The surrogate generation system accepts any type of text with BRAT annotations of the described entities. For each file to process the actual text without modifications ('.txt') and the annotations of the privacy-sensitive entities ('.ann') have to be provided separately. An example of the annotation format (the numbers denote the character offsets of the entities in the txt file):
T1 FEMALE 6 11 Irene
T2 CITY 126 132 London
...
For more information see the brat standoff format. Note: We don't handle discontinuous text-bound annotations yet.
To adapt the surrogate generation system to a specific language a language module has to be provided that handles the language-dependent categories (FEMALE, MALE, FAMILY, ORG, STREET, CITY, DATE).

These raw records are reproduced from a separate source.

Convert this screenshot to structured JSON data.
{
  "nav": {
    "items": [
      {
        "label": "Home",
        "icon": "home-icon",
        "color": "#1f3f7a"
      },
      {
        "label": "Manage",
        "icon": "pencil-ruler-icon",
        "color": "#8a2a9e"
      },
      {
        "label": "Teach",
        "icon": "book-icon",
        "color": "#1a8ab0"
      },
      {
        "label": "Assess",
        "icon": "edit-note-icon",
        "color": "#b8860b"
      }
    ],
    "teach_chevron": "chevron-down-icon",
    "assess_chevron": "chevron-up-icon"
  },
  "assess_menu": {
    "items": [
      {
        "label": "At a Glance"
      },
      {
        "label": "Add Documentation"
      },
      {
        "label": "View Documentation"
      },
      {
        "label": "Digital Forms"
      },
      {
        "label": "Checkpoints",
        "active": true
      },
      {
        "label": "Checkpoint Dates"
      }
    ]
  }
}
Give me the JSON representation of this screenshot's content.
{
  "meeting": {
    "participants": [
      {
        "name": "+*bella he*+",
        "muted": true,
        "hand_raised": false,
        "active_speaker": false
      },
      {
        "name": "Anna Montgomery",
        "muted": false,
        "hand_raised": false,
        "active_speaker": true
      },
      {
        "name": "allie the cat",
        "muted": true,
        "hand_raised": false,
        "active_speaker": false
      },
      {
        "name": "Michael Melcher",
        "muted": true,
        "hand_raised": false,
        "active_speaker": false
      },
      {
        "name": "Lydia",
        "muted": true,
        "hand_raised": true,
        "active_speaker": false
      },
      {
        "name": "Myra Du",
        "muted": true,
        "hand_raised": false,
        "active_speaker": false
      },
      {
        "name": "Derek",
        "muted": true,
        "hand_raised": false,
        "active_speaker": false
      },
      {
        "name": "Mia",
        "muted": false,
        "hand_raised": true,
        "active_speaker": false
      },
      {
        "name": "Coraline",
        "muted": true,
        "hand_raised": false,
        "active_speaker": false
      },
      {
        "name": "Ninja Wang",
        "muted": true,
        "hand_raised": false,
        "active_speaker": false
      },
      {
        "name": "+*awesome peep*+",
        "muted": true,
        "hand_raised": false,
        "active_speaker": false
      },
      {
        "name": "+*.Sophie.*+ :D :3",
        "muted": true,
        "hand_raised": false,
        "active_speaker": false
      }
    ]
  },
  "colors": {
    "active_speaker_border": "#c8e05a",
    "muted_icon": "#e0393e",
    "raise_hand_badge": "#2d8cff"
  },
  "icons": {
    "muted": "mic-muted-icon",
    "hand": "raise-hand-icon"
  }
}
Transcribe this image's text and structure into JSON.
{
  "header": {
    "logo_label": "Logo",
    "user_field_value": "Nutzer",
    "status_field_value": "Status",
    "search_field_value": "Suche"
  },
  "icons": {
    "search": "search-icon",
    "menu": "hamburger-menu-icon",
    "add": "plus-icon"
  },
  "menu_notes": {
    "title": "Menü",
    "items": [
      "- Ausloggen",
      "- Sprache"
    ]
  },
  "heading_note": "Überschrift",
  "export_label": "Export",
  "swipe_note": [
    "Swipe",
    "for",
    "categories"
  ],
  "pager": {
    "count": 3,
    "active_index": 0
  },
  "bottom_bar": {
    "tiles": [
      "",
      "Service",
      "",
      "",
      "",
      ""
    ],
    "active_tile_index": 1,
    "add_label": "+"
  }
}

We implemented a German language module (lang/de).
Requirements:
- spacy with the German model 'de_core_news_sm' (How to install)
- Levenshtein
The (large) substitute lists are stored in this repository with GIT LFS. Please install it for proper usage of these lists. To reduce the risk of re-identification, we recommend (slightly) modifying the substitute lists and the distributional letter-to-letter mappings.
- female.json, male.json, female_nick.json, male_nick.json
- Jörg Michael: ftp://ftp.heise.de/pub/ct/listings/0717-182.zip (GNU Lesser General Public License (LGPL))
- family.json
- org.json
- street.json
- city_rec.json, city.json
- GeoNames: http://download.geonames.org/export/dump/ (Creative Commons Attribution 4.0 License)
- Statistik Austria — data.statistik.gv.at: https://www.statistik.at/strasse/suchmaske.jsp (Creative Commons Attribution 4.0 License)
- OpenGeoDB: http://www.fa-technik.adfc.de/code/opengeodb/PLZ.tab
- Amtliche Vermessung Schweiz / swisstopo: https://www.cadastre.ch/de/services/service/registry/plz.html
To build a language module follow the structure of the German language module in the lang/de package. All the requirements have to be properties of the specific language object (see class 'German').
Appropriate substitutes for the categories FEMALE, MALE, FAMILY, STREET, CITY and ORG are required. They have to be provided as dictionaries where the key is the first letter and the values are lists with names starting with this first letter and named after their category (see lang/de/init.py).
You also have to provide your own date formats as done in the file lang/de/dateFormats.py.
Optionally you can define first-letter mappings depending on their frequency (see lang/de/freqMaps.py). Otherwise the mappings will be inherited from the file lang/langDefaults.py, which are frequency independent.
Functions for a different treatment of a specific language-dependent category will also be the default ones (replacing each entity with the unchanged entry of the substitute list) if you do not overwrite them in your own language module as shown in the German class in lang/de/init.py.
If you use or extend the surrogate generation system please cite:
@inproceedings {Eder19,
author = {Eder, Elisabeth and Krieg-Holz, Ulrike and Hahn, Udo},
title = {De-identification of emails: pseudonymizing privacy-sensitive data in a German email corpus},
booktitle = {Proceedings of the International Conference Recent Advances in Natural Language Processing, RANLP 2019. Varna, Bulgaria, 2-4 September, 2019},
year = {2019},
publisher = {Incoma Ltd.},
pages = {259--269},
editor = {Angelova, Galia and Mitkov, Ruslan and Nikolova, Ivelina and Temnikova, Irina},
url = {https://www.aclweb.org/anthology/R19-1030},
doi = {10.26615/978-954-452-056-4_030},
}